Kapolres Wakatobi, AKBP Suharman Sanusi, SIK melalui Kasat Reskrim, IPTU Juliman, S. Ipem, SH., MH menuturkan berdasarkan Informasi masyarakat, ada nelayan yang melakukan perakitan bom ikan sehingga aparat Kepolisian bersama anggota Balai Taman Nasional Wakatobi melakukan penyelidikan dan ditemukan tertangkap tangan dua nelayan yang barusan selesai merakit bom ikan, selanjutnya akan digunakan untuk melakukan pengeboman ikan di perairan Kaledupa.

“Diamankan di Desa Horuo, Kecamatan Kaledupa, Kabupaten Wakatobi.

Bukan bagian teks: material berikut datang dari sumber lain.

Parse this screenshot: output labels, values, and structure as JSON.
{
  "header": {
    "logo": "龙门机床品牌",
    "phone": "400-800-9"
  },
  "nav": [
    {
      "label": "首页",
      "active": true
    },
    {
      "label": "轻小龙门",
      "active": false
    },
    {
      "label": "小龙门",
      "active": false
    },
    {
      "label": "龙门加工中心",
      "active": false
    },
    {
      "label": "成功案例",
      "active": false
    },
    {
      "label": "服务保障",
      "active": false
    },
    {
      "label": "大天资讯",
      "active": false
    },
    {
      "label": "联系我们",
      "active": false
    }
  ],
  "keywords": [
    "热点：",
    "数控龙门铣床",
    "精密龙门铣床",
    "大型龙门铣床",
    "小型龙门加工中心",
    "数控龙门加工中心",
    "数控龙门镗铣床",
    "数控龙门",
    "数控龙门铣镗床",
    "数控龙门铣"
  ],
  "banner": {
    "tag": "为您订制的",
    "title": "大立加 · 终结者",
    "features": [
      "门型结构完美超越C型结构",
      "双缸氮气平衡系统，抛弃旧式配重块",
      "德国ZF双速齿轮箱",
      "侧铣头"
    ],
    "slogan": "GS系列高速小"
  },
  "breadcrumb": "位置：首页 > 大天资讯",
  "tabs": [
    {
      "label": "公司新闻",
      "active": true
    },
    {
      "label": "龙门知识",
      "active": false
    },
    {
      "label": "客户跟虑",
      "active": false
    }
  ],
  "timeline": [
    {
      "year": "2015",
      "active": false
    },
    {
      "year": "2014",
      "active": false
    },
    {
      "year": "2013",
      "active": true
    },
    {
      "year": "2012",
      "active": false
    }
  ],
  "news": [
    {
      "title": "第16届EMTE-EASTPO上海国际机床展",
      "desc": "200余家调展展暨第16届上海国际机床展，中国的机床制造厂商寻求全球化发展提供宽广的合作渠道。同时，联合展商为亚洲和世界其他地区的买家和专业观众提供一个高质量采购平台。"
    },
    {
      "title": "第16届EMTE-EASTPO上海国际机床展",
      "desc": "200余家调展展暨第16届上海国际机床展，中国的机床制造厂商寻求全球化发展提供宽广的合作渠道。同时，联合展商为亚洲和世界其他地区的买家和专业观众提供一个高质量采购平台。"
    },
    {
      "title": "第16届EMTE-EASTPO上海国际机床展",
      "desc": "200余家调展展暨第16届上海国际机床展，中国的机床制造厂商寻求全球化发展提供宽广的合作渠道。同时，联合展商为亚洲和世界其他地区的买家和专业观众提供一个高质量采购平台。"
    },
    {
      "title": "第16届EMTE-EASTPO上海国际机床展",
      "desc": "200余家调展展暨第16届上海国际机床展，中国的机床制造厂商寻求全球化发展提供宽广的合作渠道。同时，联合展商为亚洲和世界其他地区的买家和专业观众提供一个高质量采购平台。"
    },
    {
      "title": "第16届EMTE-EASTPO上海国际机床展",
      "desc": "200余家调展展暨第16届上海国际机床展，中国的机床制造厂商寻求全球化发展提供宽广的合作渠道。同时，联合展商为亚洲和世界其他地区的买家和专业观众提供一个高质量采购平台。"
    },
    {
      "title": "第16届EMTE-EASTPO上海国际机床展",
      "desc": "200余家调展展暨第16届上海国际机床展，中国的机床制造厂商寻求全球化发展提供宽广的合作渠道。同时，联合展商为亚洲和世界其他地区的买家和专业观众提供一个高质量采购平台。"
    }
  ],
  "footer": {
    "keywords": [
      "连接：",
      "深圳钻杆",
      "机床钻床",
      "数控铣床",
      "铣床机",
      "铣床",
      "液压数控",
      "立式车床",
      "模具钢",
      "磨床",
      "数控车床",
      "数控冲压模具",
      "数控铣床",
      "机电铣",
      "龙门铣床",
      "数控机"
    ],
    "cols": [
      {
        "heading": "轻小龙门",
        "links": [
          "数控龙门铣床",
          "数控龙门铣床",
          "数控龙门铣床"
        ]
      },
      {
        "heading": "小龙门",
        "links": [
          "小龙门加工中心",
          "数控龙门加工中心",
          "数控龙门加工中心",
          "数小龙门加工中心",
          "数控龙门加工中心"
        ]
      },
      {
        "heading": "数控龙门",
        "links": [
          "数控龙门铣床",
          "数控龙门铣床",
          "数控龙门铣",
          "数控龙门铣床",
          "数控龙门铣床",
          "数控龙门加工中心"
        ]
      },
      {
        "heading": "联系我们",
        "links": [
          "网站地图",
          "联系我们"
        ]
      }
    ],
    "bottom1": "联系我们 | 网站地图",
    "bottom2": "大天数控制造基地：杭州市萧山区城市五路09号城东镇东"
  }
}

Dengan adanya penangkapan tersebut maka langkah-langkah kepolisian yang diambil Satreskrim Polres Wakatobi mengamankan kedua pelaku kemudian mengamankan barang bukti,” ujarnya.

Barang bukti yang ditemukan, pupuk Amonium Nitrat yang sudah dikemas dan siap digunakan yaitu 9 jerigen ukuran 5 liter, 1 jerigen ukuran 10 liter, 1 botol aqua ukuran 1,5 liter serta 13 botol Bir yang berisikan amonium nitrat siap ledak.

Kedua nelayan tersebut berasal dari luar daerah Wakatobi yaitu Desa Sainoa, Kecamatan Bungku Selatan, Kabupaten Morowali, Provinsi Sulawesi Tengah.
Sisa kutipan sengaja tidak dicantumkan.